Lucid planning Tesla Model 3/Y competitor by 'mid-late decade'
The next dish on Lucid’s plate is the Air Sapphire (pictured). The dish after that is the Gravity SUV, entering production late next year if the horrors and the situations can stay out of the way. The dish after that will be a more affordable vehicle than either the Air sedan or Gravity, and Lucid CEO Peter Rawlinson is out to ensure the public understands what this third dish is and when it will be served. He told Autocar, “After Gravity we’re going to do [Tesla] Model 3 and Model Y competitors. We think around $50,000, maybe $48,000 — something like that. It’s too early to say, but that’s the vision.” He stresses the $50,000 mark is a goal, adding, “don’t hold me to [that].” However, he also stresses how important an affordable car is to himself and the company in saying, “That is exactly why I go to work. I am not here to build an expensive car that only rich people can afford,” and, “we’re going to compete in that market — high-volume family car.”
The due date is “mid-late decade.” Let’s say five years, as a placeholder. As many have pointed out, an EV that starts at half a hundred thousand dollars is only competing with the flagship Tesla trim, either the $50,990 Model 3 Performance or the $52,490 Model Y, and those are 2023 prices. The crystal ball business is having the worst time since the invention of crystal, who knows what the value of $50,000 will be in 2028 or 2029 or what kind of car it will buy. For comparison, the iSeeCars Car Affordability Study puts the current limit of affordability at $36,217.
We do know that the plan is for many OEMs to be either entirely EV or EV-only for new models by then, a transition that could provide a more balanced landscape for Lucid’s entry or obscure it in a mosh pit of competitors.
What won’t change for Rawlinson is the quest for efficiency, the CEO saying what every serious EV player says, “The biggest impact on the mass market car will be with smaller battery packs.” He doesn’t talk up solid-state batteries or alternate chemistries, though, only extracting more gains. “[How] can we compete?
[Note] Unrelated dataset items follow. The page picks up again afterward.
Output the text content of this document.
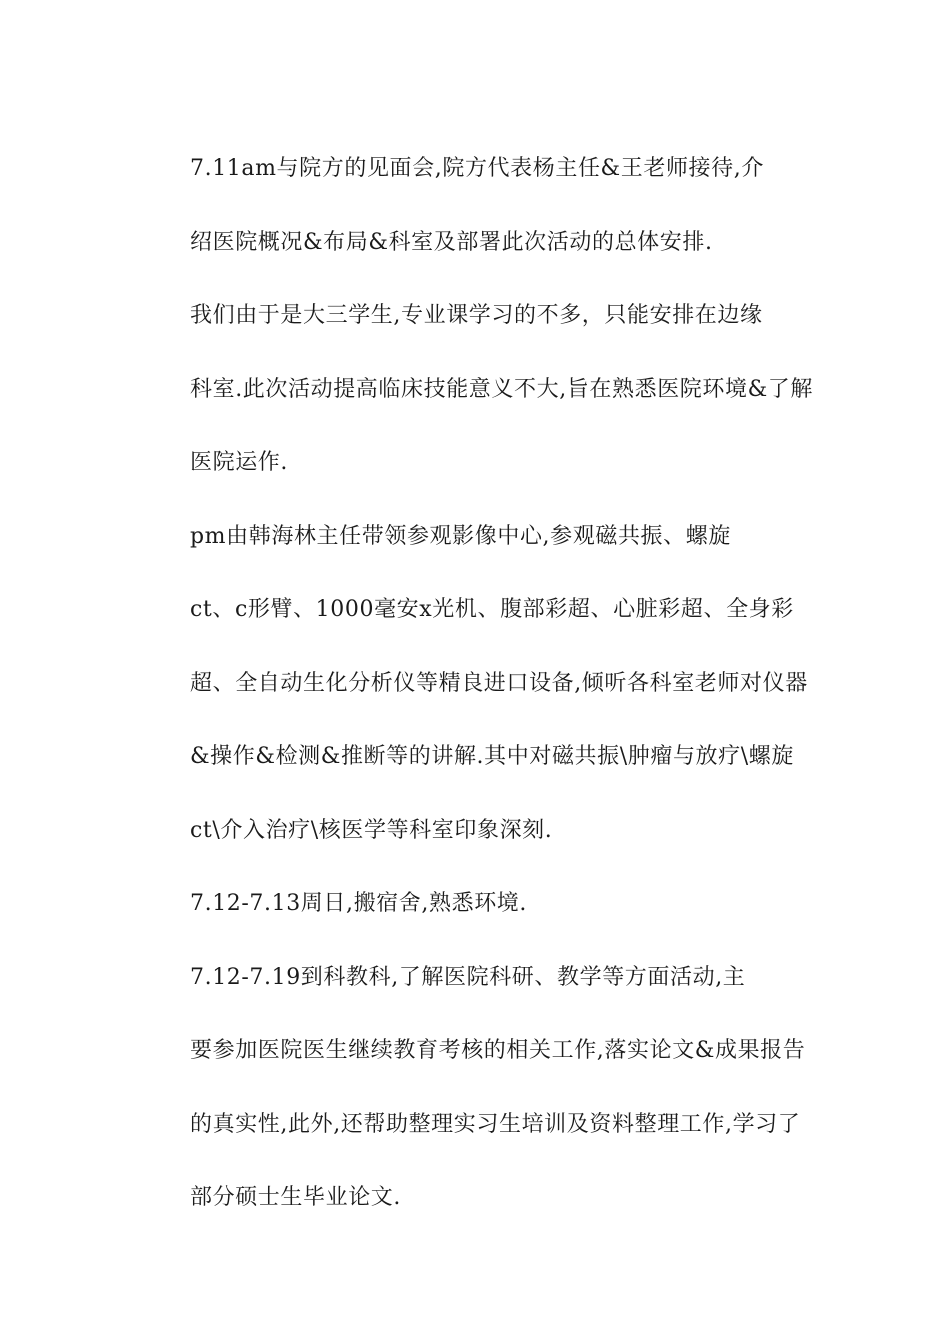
7.11am与院方的见面会,院方代表杨主任&王老师接待,介
绍医院概况&布局&科室及部署此次活动的总体安排.

我们由于是大三学生,专业课学习的不多，只能安排在边缘
科室.此次活动提高临床技能意义不大,旨在熟悉医院环境&了解
医院运作.

pm由韩海林主任带领参观影像中心,参观磁共振、螺旋
ct、c形臂、1000毫安x光机、腹部彩超、心脏彩超、全身彩
超、全自动生化分析仪等精良进口设备,倾听各科室老师对仪器
&操作&检测&推断等的讲解.其中对磁共振\肿瘤与放疗\螺旋
ct\介入治疗\核医学等科室印象深刻.

7.12-7.13周日,搬宿舍,熟悉环境.

7.12-7.19到科教科,了解医院科研、教学等方面活动,主
要参加医院医生继续教育考核的相关工作,落实论文&成果报告
的真实性,此外,还帮助整理实习生培训及资料整理工作,学习了
部分硕士生毕业论文.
Because we’ve got the most advanced technology, which means we can go farther with less battery, and the battery is the most high-cost item of an electric car. So if you can go a certain distance with less battery, you can make that car more cheaply than anyone else.”
“My vision is could we get to six miles per kilowatt-hour?” he asked, noting that Lucid’s at 4.6 with the Air. “If we could get six miles per kilowatt-hour and you only need 150 miles range, that’s a 25 kilowatt-hour pack. That’s a $4,000 pack particularly with a bit of industrializing scale and battery manufacture. That’s what we need to make a $25,000 car and that’s what the environment and the world needs urgently to get masses into electric cars. You need the $25,000 car.”
We agree with the efficiency and inexpensive car, we’re not sold on Rawlinson’s other comments about how much range future drivers will “need” from a charge, numbers like 150 and 250 miles far too low. But it’s too early to dice that up, let’s get to the Gravity and see what the world looks like then.